Arguing that water bodies should have zone-wise categorisation, he alleged, “The land mafia collude with revenue officials for the paperwork. The officials claim that there are no records pertaining to a specific water body, only to easily erase it completely and facilitate the encroachers. Like there are survey numbers for land, lakes too, should have survey numbers in line with the National Water Policy.”

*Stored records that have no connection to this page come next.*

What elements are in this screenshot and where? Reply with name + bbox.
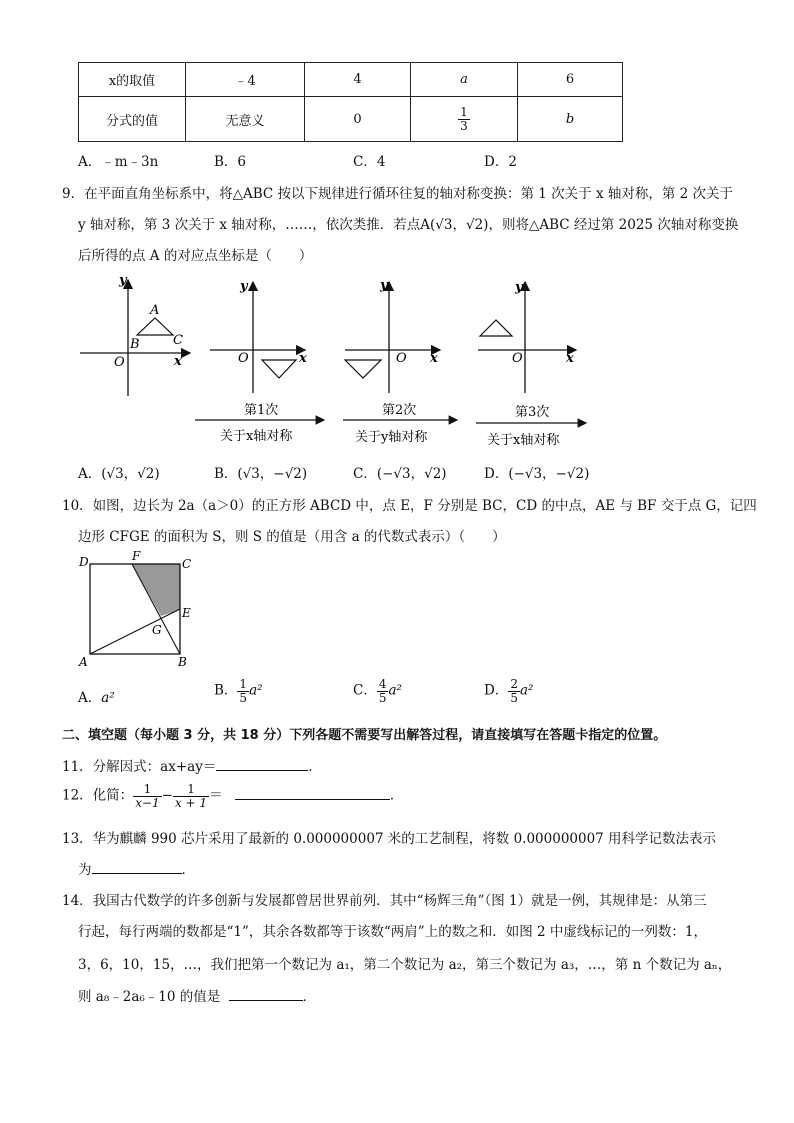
fraction-denominator: x + 1	[174, 795, 208, 810]
option-expression: a²	[101, 690, 115, 706]
value-table	[78, 62, 623, 142]
y-axis-label: y	[240, 279, 248, 294]
fraction-numerator: 1	[133, 783, 161, 797]
y-axis-label: y	[380, 278, 388, 293]
origin-label: O	[238, 351, 249, 366]
q10-line2: 边形 CFGE 的面积为 S，则 S 的值是（用含 a 的代数式表示）（ ）	[78, 529, 506, 545]
fraction	[133, 783, 161, 809]
option-expression: a²	[519, 682, 534, 699]
triangle-reflected-2	[345, 360, 381, 378]
point-a-label: A	[79, 655, 88, 669]
step-caption: 关于x轴对称	[487, 433, 560, 448]
option-label: D．	[484, 682, 509, 699]
table-cell: 0	[305, 97, 411, 142]
q11	[62, 755, 322, 775]
q10-option-a	[78, 686, 115, 706]
q9-option-d: D．(−√3，−√2)	[484, 466, 590, 482]
question-text: 11．分解因式：ax+ay＝	[62, 759, 217, 775]
fraction-numerator: 4	[378, 677, 387, 691]
answer-blank[interactable]	[92, 860, 182, 874]
question-text: 12．化简：	[62, 787, 134, 804]
table-cell: b	[518, 97, 623, 142]
question-text: 为	[78, 862, 92, 878]
table-row	[79, 97, 623, 142]
table-cell: ﹣4	[186, 63, 305, 97]
table-cell: 分式的值	[79, 97, 186, 142]
coordinate-panel-4	[478, 280, 576, 393]
q9-option-c: C．(−√3，√2)	[353, 466, 447, 482]
table-cell: x的取值	[79, 63, 186, 97]
fraction	[237, 678, 249, 704]
step-arrow-2	[343, 402, 457, 445]
q12	[62, 783, 403, 809]
step-caption: 关于x轴对称	[220, 429, 293, 444]
q10-option-b	[214, 678, 263, 704]
fraction-numerator: 1	[173, 783, 209, 797]
q9-figure	[0, 268, 794, 458]
q9-line1: 9．在平面直角坐标系中，将△ABC 按以下规律进行循环往复的轴对称变换：第 1 次关于 x 轴对称，第 2 次关于	[62, 186, 734, 202]
fraction-numerator: 1	[460, 104, 468, 119]
fraction-denominator: 3	[460, 118, 468, 133]
fraction-denominator: 5	[239, 690, 248, 705]
equals-sign: ＝	[209, 787, 223, 804]
q10-option-d	[484, 678, 533, 704]
y-axis-label: y	[119, 273, 127, 288]
step-caption: 关于y轴对称	[355, 430, 428, 445]
point-c-label: C	[182, 557, 192, 571]
question-end: ．	[389, 787, 404, 804]
q13-line2	[78, 858, 195, 878]
q14-line4	[78, 985, 316, 1005]
table-row	[79, 63, 623, 97]
q8-option-a: A．﹣m﹣3n	[78, 154, 159, 170]
x-axis-label: x	[430, 351, 438, 366]
point-b-label: B	[130, 337, 140, 352]
fraction-denominator: 5	[510, 690, 518, 705]
option-expression: a²	[388, 682, 402, 699]
option-label: B．	[214, 682, 238, 699]
table-cell: 4	[305, 63, 411, 97]
answer-blank[interactable]	[216, 757, 308, 771]
y-axis-label: y	[515, 280, 523, 295]
fraction	[458, 106, 470, 132]
point-e-label: E	[182, 606, 191, 620]
point-f-label: F	[132, 550, 141, 563]
table-cell: 6	[518, 63, 623, 97]
option-label: C．	[353, 682, 377, 699]
origin-label: O	[396, 351, 407, 366]
triangle-reflected-1	[262, 360, 296, 378]
triangle-reflected-3	[480, 320, 512, 336]
question-end: ．	[308, 759, 322, 775]
q10-option-c	[353, 678, 402, 704]
question-text: 则 a₈﹣2a₆﹣10 的值是	[78, 989, 221, 1005]
q8-option-b: B．6	[214, 154, 247, 170]
q10-square-figure	[70, 550, 210, 675]
point-b-label: B	[178, 655, 187, 669]
q9-option-b: B．(√3，−√2)	[214, 466, 308, 482]
origin-label: O	[114, 355, 125, 370]
point-d-label: D	[79, 555, 89, 569]
x-axis-label: x	[299, 351, 307, 366]
q13-line1: 13．华为麒麟 990 芯片采用了最新的 0.000000007 米的工艺制程，将数 0.000000007 用科学记数法表示	[62, 831, 717, 847]
fraction	[173, 783, 209, 809]
table-cell	[411, 97, 518, 142]
step-label: 第2次	[382, 403, 417, 418]
q8-option-d: D．2	[484, 154, 517, 170]
point-a-label: A	[150, 303, 160, 318]
point-c-label: C	[173, 333, 183, 348]
table-cell: a	[411, 63, 518, 97]
answer-blank[interactable]	[229, 987, 303, 1001]
q9-line3: 后所得的点 A 的对应点坐标是（ ）	[78, 248, 313, 264]
step-label: 第3次	[515, 405, 550, 420]
coordinate-panel-3	[345, 278, 440, 393]
option-label: A．	[78, 690, 102, 706]
point-g-label: G	[152, 623, 162, 637]
fraction	[508, 678, 520, 704]
step-arrow-1	[195, 402, 324, 444]
q8-option-c: C．4	[353, 154, 386, 170]
step-label: 第1次	[244, 403, 279, 418]
q10-line1: 10．如图，边长为 2a（a＞0）的正方形 ABCD 中，点 E，F 分别是 BC，CD 的中点，AE 与 BF 交于点 G，记四	[62, 498, 757, 514]
question-end: ．	[181, 862, 195, 878]
fraction-denominator: x−1	[135, 795, 160, 810]
fraction-numerator: 1	[239, 677, 248, 691]
fraction	[377, 678, 389, 704]
minus-sign: −	[161, 787, 173, 804]
q9-option-a: A．(√3，√2)	[78, 466, 160, 482]
fraction-denominator: 5	[378, 690, 387, 705]
fraction-numerator: 2	[510, 677, 518, 691]
x-axis-label: x	[566, 351, 574, 366]
triangle-abc	[137, 318, 173, 335]
q14-line2: 行起，每行两端的数都是“1”，其余各数都等于该数“两肩”上的数之和．如图 2 中虚线标记的一列数：1，	[78, 924, 707, 940]
x-axis-label: x	[174, 354, 182, 369]
origin-label: O	[512, 351, 523, 366]
section-2-heading: 二、填空题（每小题 3 分，共 18 分）下列各题不需要写出解答过程，请直接填写在答题卡指定的位置。	[62, 728, 667, 743]
table-cell: 无意义	[186, 97, 305, 142]
option-expression: a²	[249, 682, 263, 699]
step-arrow-3	[476, 404, 586, 448]
q9-line2: y 轴对称，第 3 次关于 x 轴对称，……，依次类推．若点A(√3，√2)，则将△ABC 经过第 2025 次轴对称变换	[78, 217, 739, 233]
coordinate-panel-1	[80, 273, 190, 396]
question-end: ．	[302, 989, 317, 1005]
q14-line1: 14．我国古代数学的许多创新与发展都曾居世界前列．其中“杨辉三角”（图 1）就是一例，其规律是：从第三	[62, 893, 707, 909]
q14-line3: 3，6，10，15，…，我们把第一个数记为 a₁，第二个数记为 a₂，第三个数记为 a₃，…，第 n 个数记为 aₙ，	[78, 957, 732, 973]
coordinate-panel-2	[210, 279, 307, 393]
answer-blank[interactable]	[235, 786, 390, 800]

“Encroachment generally happens with the connivance of the Lakes Department. It depends on each water body. The records that clearly demarcate the area of a water body are sometimes not very clear, and this is used to aid encroachment. If the water body is in the heart of the city and colonies have come up around it, private players slowly dump mud and encroach it. It is collusive corruption. Officials in the government know it and allow it. If many houses come up, they issue a notice, and the matter goes to court and stays there forever. Since it is sub judice, no one can do anything. They (officials) can get these stays vacated but they don't,” Padmanabha Reddy, who is also a retired Indian Forest Service (IFS) officer, said.

It is no wonder then that several parts of the city, including those around these two lakes, see flooding each time Hyderabad receives rain. When there is heavy rainfall and surplus water flow, the lake simply expands back to its Full Tank Level, which is now encroached upon by various structures.